Cross-border smuggling also isn’t the only type of human trafficking to have been tied to the trucking industry: Forced prostitution is also all too common at truck stops across America, prompting industry-wide efforts to address the issue.
While the underlying causes of human trafficking are complex, ranging from instability in Central America and Mexico to competing priorities by U.S. law enforcement, it seems there’s some alignment between traffic in trucks and traffic in people.
Indeed, in Texas, both border crossings by trucks and the number of human trafficking cases have risen in tandem over the past five years:
Comprehensive, long-term data on human trafficking isn’t available. The FBI has only aggregated local law enforcement statistics on the crime since 2013, and it took a while for police departments to participate. But the National Human Trafficking Hotline has published statistics since 2012 which can be correlated with data on truck border crossings published by the Department of Transportation.
In theory a higher volume of border crossings by trucks — which generally occurs when the economy is doing well and trade increases — could also create more opportunities for people to be smuggled in trailers, and thus a greater likelihood of things going wrong.
Of course, two trends rising at the same time don’t prove that one caused the other. “They intersect, but I don’t think there’s a direct correlation,” says Melissa Torres, director of human trafficking research at the University of Texas’ School of Social Work, who is in the middle of a comprehensive project to map human trafficking across Texas.
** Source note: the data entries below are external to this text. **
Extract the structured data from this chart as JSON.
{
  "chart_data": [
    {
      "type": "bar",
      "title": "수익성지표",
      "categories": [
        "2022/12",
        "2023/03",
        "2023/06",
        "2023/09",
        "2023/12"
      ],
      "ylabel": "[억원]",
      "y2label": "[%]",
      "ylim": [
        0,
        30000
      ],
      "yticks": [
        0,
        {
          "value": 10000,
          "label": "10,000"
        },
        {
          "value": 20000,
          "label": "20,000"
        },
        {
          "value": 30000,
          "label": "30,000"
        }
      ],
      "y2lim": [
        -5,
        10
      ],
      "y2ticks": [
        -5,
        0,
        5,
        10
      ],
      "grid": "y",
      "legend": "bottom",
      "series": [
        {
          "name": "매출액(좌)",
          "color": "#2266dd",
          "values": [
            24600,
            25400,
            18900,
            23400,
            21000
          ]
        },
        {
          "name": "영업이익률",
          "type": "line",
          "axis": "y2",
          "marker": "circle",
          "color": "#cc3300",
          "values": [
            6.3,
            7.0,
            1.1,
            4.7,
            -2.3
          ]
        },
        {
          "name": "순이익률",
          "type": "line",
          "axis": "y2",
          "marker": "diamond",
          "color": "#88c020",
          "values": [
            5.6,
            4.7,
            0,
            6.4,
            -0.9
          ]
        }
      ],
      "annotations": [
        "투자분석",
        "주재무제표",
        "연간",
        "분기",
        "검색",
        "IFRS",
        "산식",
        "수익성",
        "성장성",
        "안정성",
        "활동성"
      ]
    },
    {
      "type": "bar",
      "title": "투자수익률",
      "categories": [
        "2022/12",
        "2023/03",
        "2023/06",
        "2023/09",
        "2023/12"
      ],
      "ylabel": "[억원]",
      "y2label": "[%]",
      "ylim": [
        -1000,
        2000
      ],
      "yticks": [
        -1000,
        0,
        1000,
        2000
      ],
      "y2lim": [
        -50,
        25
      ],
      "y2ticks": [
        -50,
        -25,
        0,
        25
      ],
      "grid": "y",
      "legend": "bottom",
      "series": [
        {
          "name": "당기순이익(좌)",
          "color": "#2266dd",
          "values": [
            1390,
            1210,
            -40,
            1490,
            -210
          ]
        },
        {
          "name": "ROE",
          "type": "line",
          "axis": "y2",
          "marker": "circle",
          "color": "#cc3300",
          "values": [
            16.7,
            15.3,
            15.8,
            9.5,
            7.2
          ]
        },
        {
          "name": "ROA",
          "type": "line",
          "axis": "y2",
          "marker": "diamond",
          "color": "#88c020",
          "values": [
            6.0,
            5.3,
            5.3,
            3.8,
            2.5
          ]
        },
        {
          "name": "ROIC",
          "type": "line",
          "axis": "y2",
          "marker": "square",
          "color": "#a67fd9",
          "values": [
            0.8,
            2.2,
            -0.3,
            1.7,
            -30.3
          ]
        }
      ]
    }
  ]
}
However, one detail of the San Antonio case may provide a clue: The driver of the truck was an owner-operator, contracted by a trucking company to haul a load from point A to point B. The business model has become more common over the years, because it allows trucking companies to not worry about keeping workers on salary when orders dry up — but it also means they can’t exert as much control over the driver’s practices, making it more difficult to ensure compliance with the law.
“in any business that we’ve dealt with, the supply chain needs to be looked at,” Torres says.